Mais revenons à notre dimanche où Vianney a ouvert le chemin à Renaud. Difficile de ne pas céder à l’énergie contagieuse du garçon qui occupe la scène tout seul. Généreux et tout simple, il fait des boucles de guitares et tape sur la caisse de son instrument. Il traverse la scène, court d’un bout à l’autre, danse, pour un sacré numéro de musique feel good. "J’ai de la chance d’être là. Mais juste après Tryo et avant Renaud, ce n’est pas facile", glisse-t-il.

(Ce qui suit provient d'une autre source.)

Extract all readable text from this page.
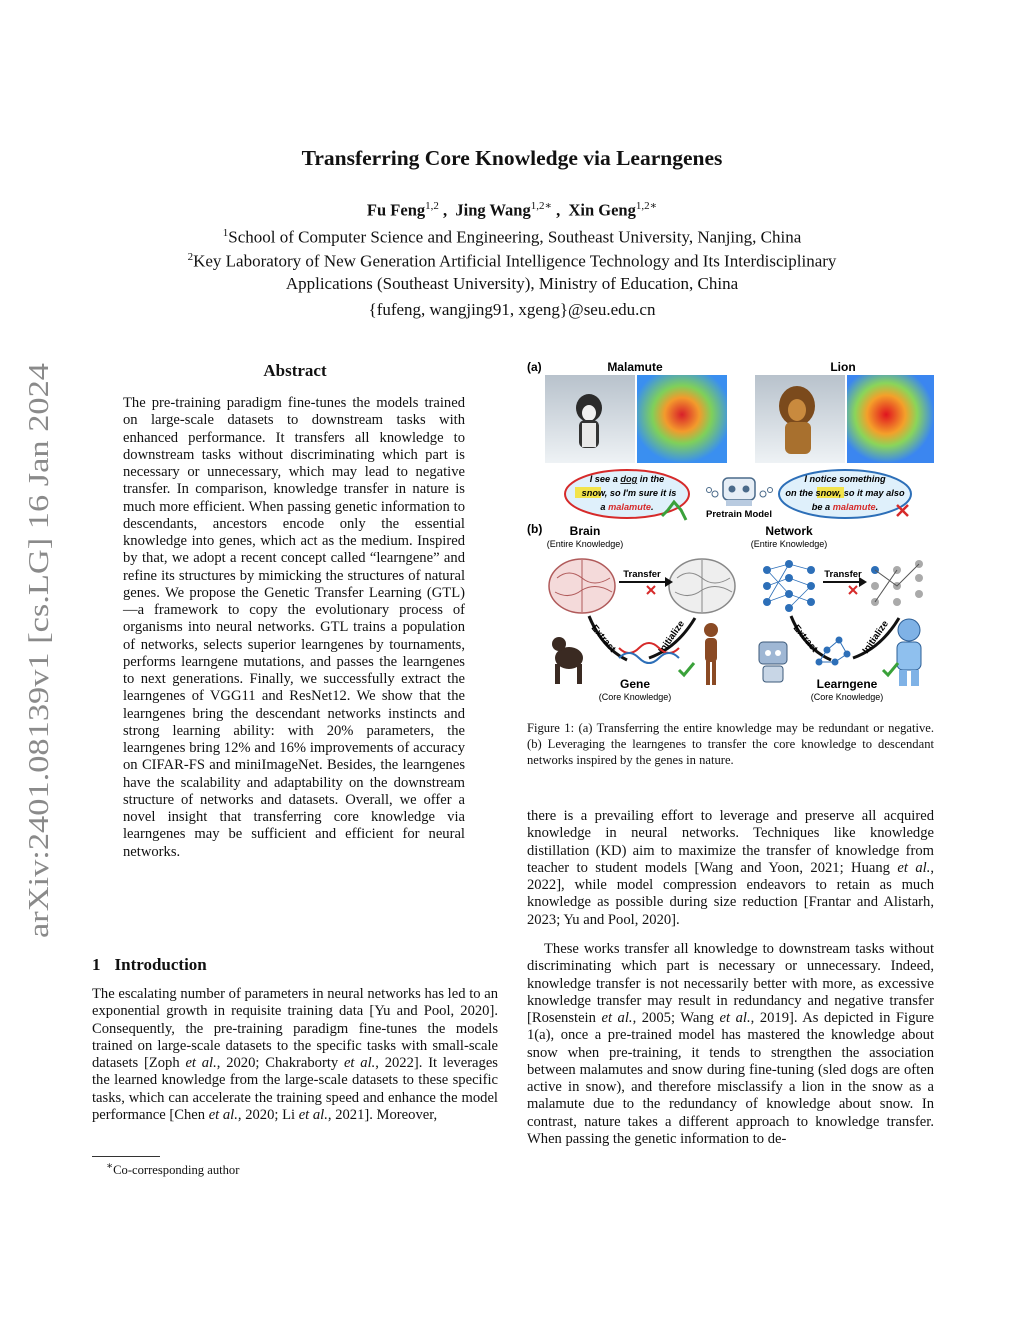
arXiv:2401.08139v1 [cs.LG] 16 Jan 2024
Transferring Core Knowledge via Learngenes
Fu Feng$^{1,2}$ ,  Jing Wang$^{1,2∗}$ ,  Xin Geng$^{1,2∗}$
$^1$School of Computer Science and Engineering, Southeast University, Nanjing, China
$^2$Key Laboratory of New Generation Artificial Intelligence Technology and Its Interdisciplinary
Applications (Southeast University), Ministry of Education, China
{fufeng, wangjing91, xgeng}@seu.edu.cn
Abstract
The pre-training paradigm fine-tunes the models trained on large-scale datasets to downstream tasks with enhanced performance. It transfers all knowledge to downstream tasks without discriminating which part is necessary or unnecessary, which may lead to negative transfer. In comparison, knowledge transfer in nature is much more efficient. When passing genetic information to descendants, ancestors encode only the essential knowledge into genes, which act as the medium. Inspired by that, we adopt a recent concept called “learngene” and refine its structures by mimicking the structures of natural genes. We propose the Genetic Transfer Learning (GTL)—a framework to copy the evolutionary process of organisms into neural networks. GTL trains a population of networks, selects superior learngenes by tournaments, performs learngene mutations, and passes the learngenes to next generations. Finally, we successfully extract the learngenes of VGG11 and ResNet12. We show that the learngenes bring the descendant networks instincts and strong learning ability: with 20% parameters, the learngenes bring 12% and 16% improvements of accuracy on CIFAR-FS and miniImageNet. Besides, the learngenes have the scalability and adaptability on the downstream structure of networks and datasets. Overall, we offer a novel insight that transferring core knowledge via learngenes may be sufficient and efficient for neural networks.
1 Introduction
The escalating number of parameters in neural networks has led to an exponential growth in requisite training data [Yu and Pool, 2020]. Consequently, the pre-training paradigm fine-tunes the models trained on large-scale datasets to the specific tasks with small-scale datasets [Zoph et al., 2020; Chakraborty et al., 2022]. It leverages the learned knowledge from the large-scale datasets to these specific tasks, which can accelerate the training speed and enhance the model performance [Chen et al., 2020; Li et al., 2021]. Moreover,
∗Co-corresponding author
(a)	Malamute	Lion
I see a dog in the
snow, so I'm sure it is
a malamute.
I notice something
on the snow, so it may also
be a malamute.
Pretrain Model
(b) Brain
(Entire Knowledge)
Network
(Entire Knowledge)
Transfer	Transfer
Extract	Initialize	Extract	Initialize
Gene
(Core Knowledge)
Learngene
(Core Knowledge)
Figure 1: (a) Transferring the entire knowledge may be redundant or negative. (b) Leveraging the learngenes to transfer the core knowledge to descendant networks inspired by the genes in nature.
there is a prevailing effort to leverage and preserve all acquired knowledge in neural networks. Techniques like knowledge distillation (KD) aim to maximize the transfer of knowledge from teacher to student models [Wang and Yoon, 2021; Huang et al., 2022], while model compression endeavors to retain as much knowledge as possible during size reduction [Frantar and Alistarh, 2023; Yu and Pool, 2020].
These works transfer all knowledge to downstream tasks without discriminating which part is necessary or unnecessary. Indeed, knowledge transfer is not necessarily better with more, as excessive knowledge transfer may result in redundancy and negative transfer [Rosenstein et al., 2005; Wang et al., 2019]. As depicted in Figure 1(a), once a pre-trained model has mastered the knowledge about snow when pre-training, it tends to strengthen the association between malamutes and snow during fine-tuning (sled dogs are often active in snow), and therefore misclassify a lion in the snow as a malamute due to the redundancy of knowledge about snow. In contrast, nature takes a different approach to knowledge transfer. When passing the genetic information to de-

A un moment donné, il reprendra En cloque, il fera des boucles avec les riffs de Rage Against the Machine mais ô que oui, Vianney est bien à sa place dans cette deuxième partie de soirée.

Entre Vianney et Tryo, le lien s’est fait par Big Flo & Oli. Anciens élèves du chantier des Francos, qui forme depuis La Rochelle les futurs talents de la chanson de demain, les deux frangins toulousains étaient comme à la maison pour partager un morceau avec chacun. À domicile ou presque, c’était aussi le cas pour Tryo, qui a rapidement fait oublier le concert d’un Gauvain Sers trop tendre – et gâché par la saturation de son micro.

En dépit d’une guitare en panne, les quatre garçons ont repris le fil de leur reggae acoustique sur leur classique en trois accords, L’hymne de nos campagnes… Vent debout, ils prennent encore et toujours le parti de l’écologie, pointent les excès de la société de consommation, et prônent une société multiculturelle. Un message que fit passer -M- et l’extraordinaire groupe malien (Toumani & Sidiki Diabaté, Fatoumata Diawara…) du très beau projet Lamomali, le 14 juillet, sur l’Esplanade Saint-Jean d’Acre, un message avec lequel, ma foi, on ne peut qu’être d’accord.